A University of Pennsylvania study published today in Nature Communications offers striking evidence that network science can be used to remove race and gender bias in clinical settings. The study, led by Professor Damon Centola of the Annenberg School for Communication and the School of Engineering and Applied Science, offers an effective new way to ensure safer, more equitable health care for women and minorities through managing clinician peer networks.
Using an experimental design, researchers showed that clinicians who initially exhibited significant race and gender bias in their treatment of a clinical case, could be influenced to change their clinical recommendations to exhibit no bias.
“We found that by changing the structure of information-sharing networks among clinicians, we could change doctors’ biased perceptions of their patients’ clinical information,” says Centola, who also directs the Network Dynamics Group at the Annenberg School and is a Senior Fellow of Health Economics at the Leonard Davis Institute. “Put simply, doctors tend to think differently in networks than they do when they are alone.”
In the experiment, the researchers asked 840 clinicians to watch a video of a patient giving a clinical history detailing risk factors for heart disease. Half of the clinicians saw a white male actor portraying the patient, while the other half saw a Black female actor. The videos were otherwise identical.
Clinicians then chose one of four treatment recommendations based on the patient’s information: an unsafe option, an under-treatment option, the correct guideline-recommended option, or an over-treatment option.
Initial results showed the Black female patient was 49% more likely than the white male patient to be sent home. Conversely, the white male patient was 78% more likely than the Black female patient to be referred to the emergency department. The results reinforced a well-documented fact of American health care: extensive race and gender bias in medicine.
To mitigate these outcomes, the clinicians were then divided into two conditions: an experimental condition and a control condition. The control groups watched the video alone, with no input from other participants and had the opportunity to revise their recommendations. The control groups showed no change in medical bias.

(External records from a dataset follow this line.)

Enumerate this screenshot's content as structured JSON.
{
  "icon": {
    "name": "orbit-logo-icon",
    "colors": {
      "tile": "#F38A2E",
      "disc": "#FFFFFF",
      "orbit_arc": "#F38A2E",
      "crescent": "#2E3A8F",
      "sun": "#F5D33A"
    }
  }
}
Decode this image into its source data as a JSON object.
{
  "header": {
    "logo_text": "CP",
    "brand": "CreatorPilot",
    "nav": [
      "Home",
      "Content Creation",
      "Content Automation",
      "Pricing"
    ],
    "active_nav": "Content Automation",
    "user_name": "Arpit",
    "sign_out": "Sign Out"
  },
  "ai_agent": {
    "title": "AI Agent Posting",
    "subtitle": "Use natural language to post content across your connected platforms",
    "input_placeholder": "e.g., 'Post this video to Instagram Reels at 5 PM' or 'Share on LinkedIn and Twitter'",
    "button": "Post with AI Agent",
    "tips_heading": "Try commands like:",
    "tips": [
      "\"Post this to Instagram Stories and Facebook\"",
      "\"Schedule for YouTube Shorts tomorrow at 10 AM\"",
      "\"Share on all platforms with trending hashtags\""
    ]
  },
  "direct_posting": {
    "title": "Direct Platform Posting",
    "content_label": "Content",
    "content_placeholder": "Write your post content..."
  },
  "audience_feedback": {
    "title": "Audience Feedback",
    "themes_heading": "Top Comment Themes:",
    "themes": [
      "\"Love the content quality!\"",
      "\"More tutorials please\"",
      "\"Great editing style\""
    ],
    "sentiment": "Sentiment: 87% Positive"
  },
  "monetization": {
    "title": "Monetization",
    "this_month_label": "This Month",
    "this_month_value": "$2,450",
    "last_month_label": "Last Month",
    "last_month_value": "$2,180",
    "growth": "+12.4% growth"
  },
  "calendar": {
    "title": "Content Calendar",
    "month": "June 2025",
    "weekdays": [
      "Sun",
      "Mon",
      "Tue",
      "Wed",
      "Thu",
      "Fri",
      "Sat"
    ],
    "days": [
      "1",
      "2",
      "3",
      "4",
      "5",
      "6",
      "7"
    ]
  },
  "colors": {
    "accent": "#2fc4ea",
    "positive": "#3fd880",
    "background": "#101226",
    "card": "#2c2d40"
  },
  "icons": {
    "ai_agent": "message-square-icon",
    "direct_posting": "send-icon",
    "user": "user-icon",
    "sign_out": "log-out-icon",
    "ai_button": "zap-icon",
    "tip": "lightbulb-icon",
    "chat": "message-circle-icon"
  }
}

In the experimental condition, the clinicians were connected into large, anonymous peer networks with 40 other clinicians. Each participant was able to see the evaluations made by network peers and had an opportunity to change their recommendations.
The peer network effects were remarkable. Not only did the networks lead to improved clinical accuracy, but they eliminated treatment disparities from clinicians’ recommendations, resulting in the white male patient and Black female patient receiving the guideline-recommended care at the same rate.
“We tend to think of doctors making rational decisions based on medical evidence,” says Centola, “but medical bias is often rooted in professional norms. Altering clinicians’ networks can change these norms, leading to higher-quality treatment recommendations for minority patients.”
Strikingly, the findings also revealed that the network approach to bias-reduction improved the quality of care for everyone. Researchers found that the rate of over-treatment—for example, recommending an unnecessary, invasive procedure—increased for both patients in the control groups, while it significantly decreased for both patients in the experimental groups.
The rising prevalence of telemedicine and online clinical support networks offers a promising opportunity for new information-sharing technologies to support clinical decision-making. This network approach to eliminating bias may also be implemented in other medical settings that are known to exhibit significant race and gender disparities, from childbirth and acute pain management to mental health and urgent care decisions for COVID-19 related illness.